AsterixDB A Scalable, Open Source BDMS

AsterixDB is a Scalable, Open Source BDMS(Big Data Management System). 最重要的两个特点就是分布式和NoSQL存储,主要的科研工作也围绕在这两个方面。

ADM: Modeling Semistructed Data in AsterixDB

Dataverses, Datatypes, and Datasets

database a place to create and manage the types, datasets, functions and other artifacts.

datatype tells AsterixDB what you know a priori about one of the kinds of data instances that you want AsterixDB to hold for you.

dataset a collection of data instances of a datatype

open datatype

Instances of open datatypes are permitted to have additional content, beyond what the datatype says, as long as they at least contain the information prescribed by the datatype definition.

Datatypes are open by default unless you tell AsterixDB otherwise.

Open datatype brings storage overhead because asterixDB needs to store repeatedly in the individual data instances that you give it. (Individual could have parts in common which should be declared in the open datatype)

1
2
3
4
5
6
7
8
9
10
11
12
DROP DATAVERSE TinySocial IF EXISTS;
CREATE DATAVERSE TinySocial;
USE TinySocial;

CREATE TYPE ChirpUserType AS {
screenName: string,
lang: string,
friendsCount: int,
statusesCount: int,
name: string,
followersCount: int
};

Create Datasets and Indexes

1
2
3
4
5
6
7
8
9
10
USE TinySocial;
CREATE DATASET ChirpUsers(ChirpUserType)
PRIMARY KEY screenName;

CREATE DATASET ChirpMessages(ChirpMessageType)
PRIMARY KEY chirpId
hints(cardinality=100);

CREATE INDEX gbUserSinceIdx on GleambookUsers(userSince);
CREATE INDEX gbAuthorIdx on GleambookMessages(authorId) TYPE btree;

Querying the Metadata Dataverse

1
2
3
/* returns the entire object from the metadata dataset containing the descriptions of all datasets */
SELECT VALUE ds FROM Metadata.`Dataset` ds;
SELECT VALUE ix FROM Metadata.`Index` ix;

Sql++ supports a SELECT VALUE which returns an entire object instead of a single value.

Loading Data Into AsterixDB

Using JSON format data

1
2
3
4
5
6
7
8
9
USE TinySocial;

INSERT INTO ChirpUsers
([
{"screenName":"NathanGiesen@211","lang":"en","friendsCount":18,"statusesCount":473,"name":"Nathan Giesen","followersCount":49416},
{"screenName":"ColineGeyer@63","lang":"en","friendsCount":121,"statusesCount":362,"name":"Coline Geyer","followersCount":17159},
{"screenName":"NilaMilliron_tw","lang":"en","friendsCount":445,"statusesCount":164,"name":"Nila Milliron","followersCount":22649},
{"screenName":"ChangEwing_573","lang":"en","friendsCount":182,"statusesCount":394,"name":"Chang Ewing","followersCount":32136}
]);

Architecture

Hyracks

Hyracks is the runtime layer (executor) whose responsibility is to accept and manage data-parallel computations

Jobs are submitted to Hyracks in the form of DAGs made up of Operators and Connectors.

Operators consuming partitions of their inputs and producing output partitions.

Connectors redistribute data from the output partitions and provide input partitions for the next Operator.

Algebricks

It is layer above hyracks which used to optimize the query plan.

To process a query, asterixDB compiles an AQL query into an Algebricks algebraic program.
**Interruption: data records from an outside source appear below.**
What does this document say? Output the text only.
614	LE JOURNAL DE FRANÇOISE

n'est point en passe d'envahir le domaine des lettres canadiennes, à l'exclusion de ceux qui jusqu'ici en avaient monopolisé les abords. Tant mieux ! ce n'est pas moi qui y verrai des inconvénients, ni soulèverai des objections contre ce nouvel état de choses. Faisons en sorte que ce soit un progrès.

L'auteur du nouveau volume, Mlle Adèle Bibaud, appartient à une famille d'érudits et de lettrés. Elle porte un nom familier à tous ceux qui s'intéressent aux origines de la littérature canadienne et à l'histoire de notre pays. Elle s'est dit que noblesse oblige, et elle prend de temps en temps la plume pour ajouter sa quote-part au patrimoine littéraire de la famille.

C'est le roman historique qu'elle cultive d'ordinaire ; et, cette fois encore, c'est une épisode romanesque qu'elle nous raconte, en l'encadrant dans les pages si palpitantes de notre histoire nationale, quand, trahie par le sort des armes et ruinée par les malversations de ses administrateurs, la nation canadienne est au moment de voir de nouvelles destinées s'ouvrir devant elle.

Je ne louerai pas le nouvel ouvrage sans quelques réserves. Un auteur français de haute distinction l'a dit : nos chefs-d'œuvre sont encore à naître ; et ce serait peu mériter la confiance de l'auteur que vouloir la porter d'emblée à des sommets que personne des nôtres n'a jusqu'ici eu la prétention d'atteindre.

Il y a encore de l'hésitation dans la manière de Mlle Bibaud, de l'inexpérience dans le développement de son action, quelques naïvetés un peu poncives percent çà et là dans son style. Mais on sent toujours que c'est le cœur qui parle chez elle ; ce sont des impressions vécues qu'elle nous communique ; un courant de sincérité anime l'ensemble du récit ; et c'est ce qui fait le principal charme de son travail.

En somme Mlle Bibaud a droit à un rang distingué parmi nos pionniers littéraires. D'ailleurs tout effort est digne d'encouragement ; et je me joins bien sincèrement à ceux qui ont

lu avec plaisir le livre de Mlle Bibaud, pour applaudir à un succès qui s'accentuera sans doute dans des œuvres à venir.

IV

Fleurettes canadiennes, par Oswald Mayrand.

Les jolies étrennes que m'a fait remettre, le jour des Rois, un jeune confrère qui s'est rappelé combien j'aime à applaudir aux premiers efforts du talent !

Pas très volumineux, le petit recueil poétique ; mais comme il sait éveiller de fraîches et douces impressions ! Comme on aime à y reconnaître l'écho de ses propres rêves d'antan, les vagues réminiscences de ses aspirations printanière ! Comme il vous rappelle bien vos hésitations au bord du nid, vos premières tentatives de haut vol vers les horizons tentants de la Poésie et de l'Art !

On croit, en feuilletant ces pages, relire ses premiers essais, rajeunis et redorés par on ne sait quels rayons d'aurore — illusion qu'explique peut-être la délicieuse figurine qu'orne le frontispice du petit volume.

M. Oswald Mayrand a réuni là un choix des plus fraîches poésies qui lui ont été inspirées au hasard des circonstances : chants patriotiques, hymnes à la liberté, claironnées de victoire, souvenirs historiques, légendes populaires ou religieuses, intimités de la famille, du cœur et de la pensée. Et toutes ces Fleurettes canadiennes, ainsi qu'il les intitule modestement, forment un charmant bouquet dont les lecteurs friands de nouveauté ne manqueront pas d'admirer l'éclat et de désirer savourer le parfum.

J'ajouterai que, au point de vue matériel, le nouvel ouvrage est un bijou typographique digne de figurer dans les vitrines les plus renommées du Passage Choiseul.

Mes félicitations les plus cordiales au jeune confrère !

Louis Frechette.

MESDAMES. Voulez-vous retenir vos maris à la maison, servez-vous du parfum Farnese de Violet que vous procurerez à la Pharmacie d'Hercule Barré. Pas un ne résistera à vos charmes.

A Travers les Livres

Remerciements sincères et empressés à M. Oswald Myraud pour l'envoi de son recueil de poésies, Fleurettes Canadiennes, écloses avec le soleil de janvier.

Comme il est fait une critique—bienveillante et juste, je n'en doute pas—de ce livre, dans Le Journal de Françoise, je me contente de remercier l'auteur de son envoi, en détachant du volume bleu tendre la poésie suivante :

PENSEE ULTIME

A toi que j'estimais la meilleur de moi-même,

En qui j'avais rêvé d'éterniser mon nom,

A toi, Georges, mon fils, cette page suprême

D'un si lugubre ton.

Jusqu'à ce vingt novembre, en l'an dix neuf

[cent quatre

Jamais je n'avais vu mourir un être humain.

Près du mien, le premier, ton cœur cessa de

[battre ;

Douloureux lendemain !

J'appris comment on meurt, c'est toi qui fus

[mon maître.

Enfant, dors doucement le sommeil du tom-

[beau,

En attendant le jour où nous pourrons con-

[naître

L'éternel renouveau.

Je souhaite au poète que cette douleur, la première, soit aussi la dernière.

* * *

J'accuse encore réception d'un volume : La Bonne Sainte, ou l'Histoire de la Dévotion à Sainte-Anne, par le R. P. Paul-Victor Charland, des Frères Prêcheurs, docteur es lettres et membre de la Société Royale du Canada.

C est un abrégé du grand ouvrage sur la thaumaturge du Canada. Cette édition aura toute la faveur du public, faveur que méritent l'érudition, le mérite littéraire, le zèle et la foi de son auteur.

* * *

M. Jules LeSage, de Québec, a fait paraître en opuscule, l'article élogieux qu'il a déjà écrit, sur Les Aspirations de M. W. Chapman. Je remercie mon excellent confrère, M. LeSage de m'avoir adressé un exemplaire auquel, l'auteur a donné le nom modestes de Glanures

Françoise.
This program is then optimized via algrebraic rewrite rules that reorder the Algebricks Operator and intoduce partitioned parallelism for scalable execution.

Storage and Indexing

AsterixDB has Log-Structured-Merge(LSM) trees as the underlying technology for all its internal data storage and indexing. In LSM, the state of the index is stored in different components with different lifecycles.

Entries being inserted are inserted into an LSM-tree are placed into a component that resides in main memory —— in-memory component . When the memory occupancy of the in-memory component exceeds a threshold, the entries will be flushed into a component of the index that resides on disk — a disk component.